The various forms of dystonia can be divided into two broad groups: primary dystonias and secondary dystonias. Primary dystonias are genetic (or believed to be genetic) in origin, whereas secondary dystonias result from apparent outside factors and can be attributed to a specific cause such as exposure to certain medications, trauma, toxins, infections, or stroke.
Secondary dystonia is dystonia that develops mainly as the result of environmental factors that provide insult to the brain. Spinal cord, head, and peripheral injury are also recognized contributors to dystonia. Other examples of secondary dystonias include levodopa-induced dystonia in the treatment of parkinsonism; acute and tardive dystonia due to specific drugs such as dopamine receptor blocking agents; and dystonias associated with cerebral palsy, cerebral hypoxia, cerebrovascular disease, cerebral infections and postinfectious states, stroke, encephalitis, brain tumor, and toxins such as manganese, cyanide, and 3-nitroproprionic acid.
Many secondary dystonias are dystonias associated with approximately 50 neurological and metabolic diseases. Many of these diseases are genetic. This category includes diseases such as corticobasal degeneration, pantothenate kinase deficiency (aka Hallorvorden-Spatz), Huntington’s disease, Wilson’s disease, Leigh’s disease, and juvenile parkinsonism.
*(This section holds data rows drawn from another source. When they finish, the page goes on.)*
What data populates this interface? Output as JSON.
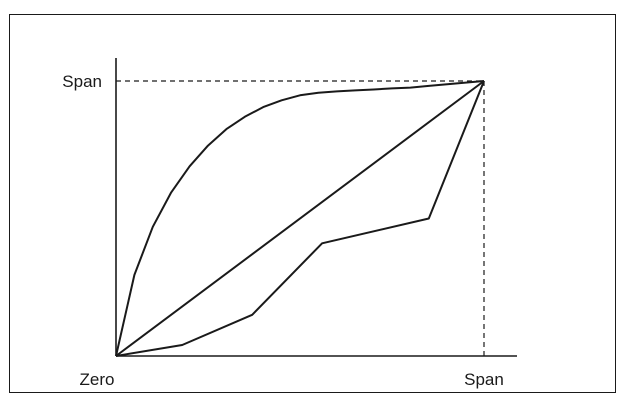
{
  "diagram": {
    "y_axis_top_label": "Span",
    "x_axis_origin_label": "Zero",
    "x_axis_end_label": "Span"
  },
  "chart_data": {
    "type": "line",
    "xlim": [
      0,
      1
    ],
    "ylim": [
      0,
      1
    ],
    "series": [
      {
        "x": [
          0,
          0.05,
          0.1,
          0.15,
          0.2,
          0.25,
          0.3,
          0.35,
          0.4,
          0.45,
          0.5,
          0.55,
          0.6,
          0.65,
          0.7,
          0.75,
          0.8,
          0.85,
          0.9,
          0.95,
          1.0
        ],
        "y": [
          0,
          0.295,
          0.47,
          0.595,
          0.69,
          0.765,
          0.825,
          0.87,
          0.905,
          0.93,
          0.948,
          0.957,
          0.962,
          0.966,
          0.969,
          0.973,
          0.976,
          0.982,
          0.988,
          0.994,
          1.0
        ]
      },
      {
        "x": [
          0,
          1
        ],
        "y": [
          0,
          1
        ]
      },
      {
        "x": [
          0,
          0.18,
          0.37,
          0.56,
          0.85,
          1.0
        ],
        "y": [
          0,
          0.04,
          0.15,
          0.41,
          0.5,
          1.0
        ]
      }
    ],
    "grid": false
  }
}
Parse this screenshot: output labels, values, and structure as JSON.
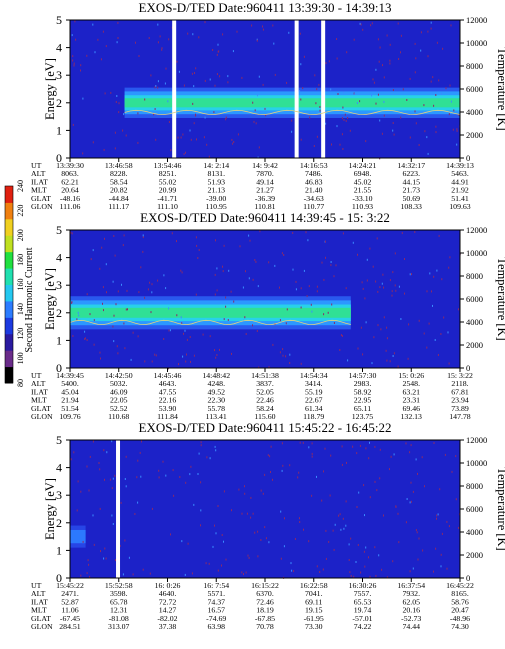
{
  "colorbar": {
    "label": "Second Harmonic Current",
    "ticks": [
      "80",
      "100",
      "120",
      "140",
      "160",
      "180",
      "200",
      "220",
      "240"
    ],
    "colors": [
      "#000000",
      "#6a2c8a",
      "#2a1aa0",
      "#1c3ae0",
      "#2c7cff",
      "#24c8f0",
      "#20e0b0",
      "#20e040",
      "#c0e020",
      "#f0d020",
      "#f08010",
      "#e02010"
    ]
  },
  "chart_data": [
    {
      "type": "heatmap",
      "title": "EXOS-D/TED   Date:960411   13:39:30 - 14:39:13",
      "ylabel": "Energy [eV]",
      "y2label": "Temperature [K]",
      "ylim": [
        0,
        5
      ],
      "y2lim": [
        0,
        12000
      ],
      "yticks": [
        "0",
        "1",
        "2",
        "3",
        "4",
        "5"
      ],
      "y2ticks": [
        "0",
        "2000",
        "4000",
        "6000",
        "8000",
        "10000",
        "12000"
      ],
      "band": {
        "from_t": 0.14,
        "to_t": 1.0,
        "center_eV": 2.0,
        "half_width_eV": 0.55,
        "peak_level": "green"
      },
      "gaps_t": [
        0.262,
        0.576,
        0.644
      ],
      "rows": [
        {
          "label": "UT",
          "values": [
            "13:39:30",
            "13:46:58",
            "13:54:46",
            "14: 2:14",
            "14: 9:42",
            "14:16:53",
            "14:24:21",
            "14:32:17",
            "14:39:13"
          ]
        },
        {
          "label": "ALT",
          "values": [
            "8063.",
            "8228.",
            "8251.",
            "8131.",
            "7870.",
            "7486.",
            "6948.",
            "6223.",
            "5463."
          ]
        },
        {
          "label": "ILAT",
          "values": [
            "62.21",
            "58.54",
            "55.02",
            "51.93",
            "49.14",
            "46.83",
            "45.02",
            "44.15",
            "44.91"
          ]
        },
        {
          "label": "MLT",
          "values": [
            "20.64",
            "20.82",
            "20.99",
            "21.13",
            "21.27",
            "21.40",
            "21.55",
            "21.73",
            "21.92"
          ]
        },
        {
          "label": "GLAT",
          "values": [
            "-48.16",
            "-44.84",
            "-41.71",
            "-39.00",
            "-36.39",
            "-34.63",
            "-33.10",
            "50.69",
            "51.41"
          ]
        },
        {
          "label": "GLON",
          "values": [
            "111.06",
            "111.17",
            "111.10",
            "110.95",
            "110.81",
            "110.77",
            "110.93",
            "108.33",
            "109.63"
          ]
        }
      ]
    },
    {
      "type": "heatmap",
      "title": "EXOS-D/TED   Date:960411   14:39:45 - 15: 3:22",
      "ylabel": "Energy [eV]",
      "y2label": "Temperature [K]",
      "ylim": [
        0,
        5
      ],
      "y2lim": [
        0,
        12000
      ],
      "yticks": [
        "0",
        "1",
        "2",
        "3",
        "4",
        "5"
      ],
      "y2ticks": [
        "0",
        "2000",
        "4000",
        "6000",
        "8000",
        "10000",
        "12000"
      ],
      "band": {
        "from_t": 0.0,
        "to_t": 0.72,
        "center_eV": 2.0,
        "half_width_eV": 0.6,
        "peak_level": "green"
      },
      "gaps_t": [],
      "rows": [
        {
          "label": "UT",
          "values": [
            "14:39:45",
            "14:42:50",
            "14:45:46",
            "14:48:42",
            "14:51:38",
            "14:54:34",
            "14:57:30",
            "15: 0:26",
            "15: 3:22"
          ]
        },
        {
          "label": "ALT",
          "values": [
            "5400.",
            "5032.",
            "4643.",
            "4248.",
            "3837.",
            "3414.",
            "2983.",
            "2548.",
            "2118."
          ]
        },
        {
          "label": "ILAT",
          "values": [
            "45.04",
            "46.09",
            "47.55",
            "49.52",
            "52.05",
            "55.19",
            "58.92",
            "63.21",
            "67.81"
          ]
        },
        {
          "label": "MLT",
          "values": [
            "21.94",
            "22.05",
            "22.16",
            "22.30",
            "22.46",
            "22.67",
            "22.95",
            "23.31",
            "23.94"
          ]
        },
        {
          "label": "GLAT",
          "values": [
            "51.54",
            "52.52",
            "53.90",
            "55.78",
            "58.24",
            "61.34",
            "65.11",
            "69.46",
            "73.89"
          ]
        },
        {
          "label": "GLON",
          "values": [
            "109.76",
            "110.68",
            "111.84",
            "113.41",
            "115.60",
            "118.79",
            "123.75",
            "132.13",
            "147.78"
          ]
        }
      ]
    },
    {
      "type": "heatmap",
      "title": "EXOS-D/TED   Date:960411   15:45:22 - 16:45:22",
      "ylabel": "Energy [eV]",
      "y2label": "Temperature [K]",
      "ylim": [
        0,
        5
      ],
      "y2lim": [
        0,
        12000
      ],
      "yticks": [
        "0",
        "1",
        "2",
        "3",
        "4",
        "5"
      ],
      "y2ticks": [
        "0",
        "2000",
        "4000",
        "6000",
        "8000",
        "10000",
        "12000"
      ],
      "band": {
        "from_t": 0.0,
        "to_t": 0.04,
        "center_eV": 1.5,
        "half_width_eV": 0.4,
        "peak_level": "blue"
      },
      "gaps_t": [
        0.118
      ],
      "rows": [
        {
          "label": "UT",
          "values": [
            "15:45:22",
            "15:52:58",
            "16: 0:26",
            "16: 7:54",
            "16:15:22",
            "16:22:58",
            "16:30:26",
            "16:37:54",
            "16:45:22"
          ]
        },
        {
          "label": "ALT",
          "values": [
            "2471.",
            "3598.",
            "4640.",
            "5571.",
            "6370.",
            "7041.",
            "7557.",
            "7932.",
            "8165."
          ]
        },
        {
          "label": "ILAT",
          "values": [
            "52.87",
            "65.78",
            "72.72",
            "74.37",
            "72.46",
            "69.11",
            "65.53",
            "62.05",
            "58.76"
          ]
        },
        {
          "label": "MLT",
          "values": [
            "11.06",
            "12.31",
            "14.27",
            "16.57",
            "18.19",
            "19.15",
            "19.74",
            "20.16",
            "20.47"
          ]
        },
        {
          "label": "GLAT",
          "values": [
            "-67.45",
            "-81.08",
            "-82.02",
            "-74.69",
            "-67.85",
            "-61.95",
            "-57.01",
            "-52.73",
            "-48.96"
          ]
        },
        {
          "label": "GLON",
          "values": [
            "284.51",
            "313.07",
            "37.38",
            "63.98",
            "70.78",
            "73.30",
            "74.22",
            "74.44",
            "74.30"
          ]
        }
      ]
    }
  ]
}
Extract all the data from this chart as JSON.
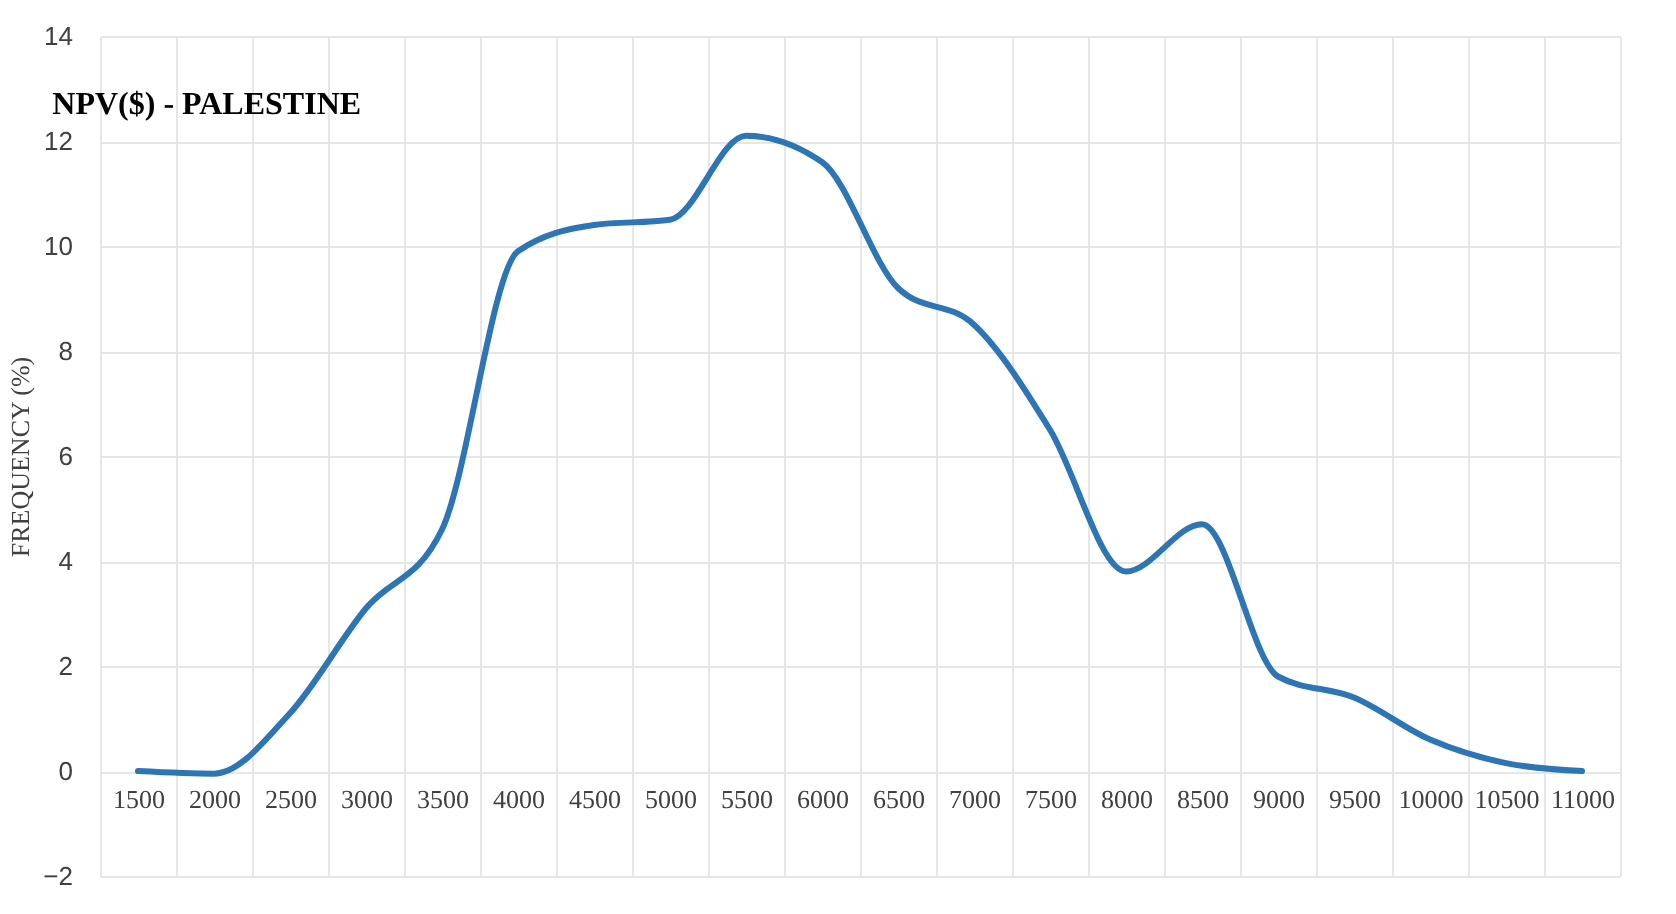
{
  "chart_data": {
    "type": "line",
    "title": "NPV($) - PALESTINE",
    "ylabel": "FREQUENCY (%)",
    "categories": [
      "1500",
      "2000",
      "2500",
      "3000",
      "3500",
      "4000",
      "4500",
      "5000",
      "5500",
      "6000",
      "6500",
      "7000",
      "7500",
      "8000",
      "8500",
      "9000",
      "9500",
      "10000",
      "10500",
      "11000"
    ],
    "series": [
      {
        "color": "#2e75b6",
        "values": [
          0,
          -0.05,
          1.1,
          3.1,
          4.6,
          9.9,
          10.4,
          10.5,
          12.1,
          11.6,
          9.2,
          8.5,
          6.5,
          3.8,
          4.7,
          1.8,
          1.4,
          0.6,
          0.15,
          0
        ]
      }
    ],
    "ylim": [
      -2,
      14
    ],
    "yticks": [
      -2,
      0,
      2,
      4,
      6,
      8,
      10,
      12,
      14
    ],
    "grid": true,
    "marker": "none",
    "line_style": "solid"
  }
}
A number of secondary dystonias do not present as pure dystonia, but with a mixture of other neurologic features, such as parkinsonian features like slowness of movement (bradykinesia) and rigidity.
It is well established that dystonia is brought about by secondary causes such as drug exposure, head and peripheral trauma, and other disorders. Studies also suggest that insults such as trauma may trigger or exacerbate symptoms in individuals who have a genetic predisposition to dystonia. Research continues to better understand these various manifestations of dystonia.
Many of the ascribed causes of secondary dystonia are based on historical information or subtle characteristics of the symptoms, and have no diagnostic, radiologic, serologic, or other pathologic trademark.
Treatment for secondary dystonias that are attributed additional neurological or metabolic disorders is usually directed by the specific requirements of that disorder.
Oral medications are often the mainstay of treatment for secondary dystonia. Although there is no single drug that helps an overwhelming number of individuals, there are several that may be of benefit. These oral medications include levodopa, trihexyphenidyl, clonazepam, and baclofen (oral and intrathecal—especially for dystonia and spasticity). Medications may be taken in combination.
Botulinum toxin injections may be used to treat specific body parts that may be affected, such as the neck, jaw, hands, or feet.
Several surgical techniques may be appropriate for select individuals who do not respond to medications and botulinum toxin injections. These may include ablative surgeries such as pallidotomy and thalamotomy, intrathecal baclofen, and deep brain stimulation. The specific characteristics of the disease or condition that is causing the dystonia may preclude an individual from selects surgical procedures for dystonia, or present alternative surgical options.
Complementary therapies may be explored, particularly physical therapy, aquatic therapy, and regular relaxation practices.